1. A deep learning reasoning method combining dispersive equipment cooperative computing and cache is disclosed, the method utilizes edge scene dispersive computing equipment to cooperatively perform deep learning computing, wherein task initiating equipment performs a part of operation, caches the part of result and final label, if the similarity between the intermediate result and the content in the cache reaches a certain degree, the label in the cache is used as the result, otherwise the intermediate result is transmitted to other dispersive equipment to continue computing to obtain the final result and transmit the final result back to the task initiating equipment, the method comprises a dispersive equipment selecting step and a cache-based distributed deep learning computing step, and is characterized in that:

the dispersion device selecting step includes:

1) all equipment registers equipment information in a registration center, wherein the equipment information comprises an IP address, a port number, a network transmission speed, calculation performance, a memory and a load;

2) selecting the most suitable equipment according to the performance weighting of each equipment to join in the cooperative calculation;

the cache-based distributed deep learning calculation step comprises the following steps:

1) dividing the network according to the neural network model and the performance of the computing equipment, and performing structured pruning on a layer for obtaining an intermediate result;

2) the task initiating device carries out first half part calculation, and inquires whether the intermediate result has a similar value in a cache, and if the intermediate result has the similar value, the result in the cache is used;

3) and when the cache does not have the similar value, sending the intermediate result and the function name to another device by using the dynamically generated proxy class, remotely calling the other device to perform residual calculation, and transmitting the obtained result back to the task initiating device.

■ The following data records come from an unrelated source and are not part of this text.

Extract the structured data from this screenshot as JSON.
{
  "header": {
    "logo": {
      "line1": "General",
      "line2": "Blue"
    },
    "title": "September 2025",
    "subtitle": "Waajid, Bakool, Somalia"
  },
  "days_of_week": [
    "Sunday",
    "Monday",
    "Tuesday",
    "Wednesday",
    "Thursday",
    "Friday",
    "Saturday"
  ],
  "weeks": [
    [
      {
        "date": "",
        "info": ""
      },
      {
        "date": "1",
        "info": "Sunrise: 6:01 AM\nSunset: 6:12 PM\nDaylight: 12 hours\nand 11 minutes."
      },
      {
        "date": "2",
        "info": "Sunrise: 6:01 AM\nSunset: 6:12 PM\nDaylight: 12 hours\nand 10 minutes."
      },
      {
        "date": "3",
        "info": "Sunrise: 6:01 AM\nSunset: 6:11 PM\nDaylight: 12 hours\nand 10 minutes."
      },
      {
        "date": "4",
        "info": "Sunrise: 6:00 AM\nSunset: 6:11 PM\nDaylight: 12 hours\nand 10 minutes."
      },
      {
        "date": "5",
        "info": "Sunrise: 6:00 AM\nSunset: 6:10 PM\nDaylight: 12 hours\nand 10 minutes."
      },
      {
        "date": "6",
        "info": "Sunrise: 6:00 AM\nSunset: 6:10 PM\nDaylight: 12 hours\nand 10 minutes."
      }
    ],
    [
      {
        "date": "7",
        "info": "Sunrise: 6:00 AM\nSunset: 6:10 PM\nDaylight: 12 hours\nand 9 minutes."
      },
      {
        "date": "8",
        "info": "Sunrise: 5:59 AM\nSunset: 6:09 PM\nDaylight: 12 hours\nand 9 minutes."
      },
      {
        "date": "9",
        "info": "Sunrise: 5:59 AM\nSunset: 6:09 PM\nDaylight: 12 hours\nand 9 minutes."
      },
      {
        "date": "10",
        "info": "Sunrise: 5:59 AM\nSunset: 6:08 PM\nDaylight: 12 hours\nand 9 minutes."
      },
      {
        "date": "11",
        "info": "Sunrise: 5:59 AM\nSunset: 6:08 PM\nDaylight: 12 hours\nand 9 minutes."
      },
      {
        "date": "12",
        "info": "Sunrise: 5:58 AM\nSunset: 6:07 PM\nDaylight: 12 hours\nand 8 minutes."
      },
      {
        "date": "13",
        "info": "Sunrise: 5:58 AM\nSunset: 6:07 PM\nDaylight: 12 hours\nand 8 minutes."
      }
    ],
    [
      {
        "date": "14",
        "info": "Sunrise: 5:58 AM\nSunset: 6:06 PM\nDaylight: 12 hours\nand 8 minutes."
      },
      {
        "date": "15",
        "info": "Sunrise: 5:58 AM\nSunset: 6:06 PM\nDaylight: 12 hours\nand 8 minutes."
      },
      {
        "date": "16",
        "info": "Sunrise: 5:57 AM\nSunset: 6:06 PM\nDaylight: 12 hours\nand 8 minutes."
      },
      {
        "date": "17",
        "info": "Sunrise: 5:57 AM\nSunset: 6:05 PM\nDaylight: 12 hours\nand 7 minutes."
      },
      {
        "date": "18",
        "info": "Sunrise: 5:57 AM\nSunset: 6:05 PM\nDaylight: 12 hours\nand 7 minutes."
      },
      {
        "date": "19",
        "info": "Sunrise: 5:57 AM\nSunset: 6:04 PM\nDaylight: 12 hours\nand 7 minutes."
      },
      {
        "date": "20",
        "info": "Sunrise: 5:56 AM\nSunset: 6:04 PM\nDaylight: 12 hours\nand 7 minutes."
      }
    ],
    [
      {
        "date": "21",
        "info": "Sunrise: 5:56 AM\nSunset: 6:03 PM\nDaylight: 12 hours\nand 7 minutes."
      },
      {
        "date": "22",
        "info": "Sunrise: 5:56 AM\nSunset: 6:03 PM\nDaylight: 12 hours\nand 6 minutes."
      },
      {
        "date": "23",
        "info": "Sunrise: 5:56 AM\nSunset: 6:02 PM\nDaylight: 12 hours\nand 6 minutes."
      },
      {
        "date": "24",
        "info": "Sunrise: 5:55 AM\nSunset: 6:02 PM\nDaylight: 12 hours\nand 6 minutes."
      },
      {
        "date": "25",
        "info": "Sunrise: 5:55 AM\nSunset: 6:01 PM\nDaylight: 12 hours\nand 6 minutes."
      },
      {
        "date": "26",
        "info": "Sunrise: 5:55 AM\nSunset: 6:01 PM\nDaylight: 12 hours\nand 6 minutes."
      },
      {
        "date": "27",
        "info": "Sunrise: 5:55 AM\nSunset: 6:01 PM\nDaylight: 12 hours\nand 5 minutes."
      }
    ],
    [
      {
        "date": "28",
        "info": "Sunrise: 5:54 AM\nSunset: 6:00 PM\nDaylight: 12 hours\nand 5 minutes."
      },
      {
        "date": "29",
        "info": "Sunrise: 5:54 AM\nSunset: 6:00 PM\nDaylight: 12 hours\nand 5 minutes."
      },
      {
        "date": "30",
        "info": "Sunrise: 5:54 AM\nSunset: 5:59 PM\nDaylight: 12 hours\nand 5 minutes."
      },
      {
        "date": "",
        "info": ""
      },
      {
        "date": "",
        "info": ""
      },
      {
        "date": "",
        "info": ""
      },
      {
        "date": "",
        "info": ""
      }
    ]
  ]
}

2. The method according to claim 1, wherein there is a registry, and all devices register their own device information with the registry, and all devices can acquire the information of other devices through the registry.

3. The method of claim 1, wherein after partitioning the network layer, performing a structured pruning operation on the network layer where the intermediate result is obtained.

4. The method of claim 1, wherein the edge devices are geographically dispersed and heterogeneous.

5. The method of claim 1, in which the cached content is a key-value pair of an output of a neural network middle layer and a final result tag.

6. The method of claim 1, in which the computation to obtain the cached key value and the neural network computation by the task initiating device are shared.

7. The method of claim 1, wherein distributed remote invocation is implemented using a dynamic proxy mode, and wherein all remote invocation implementations are responsible for the dynamically generated proxy class.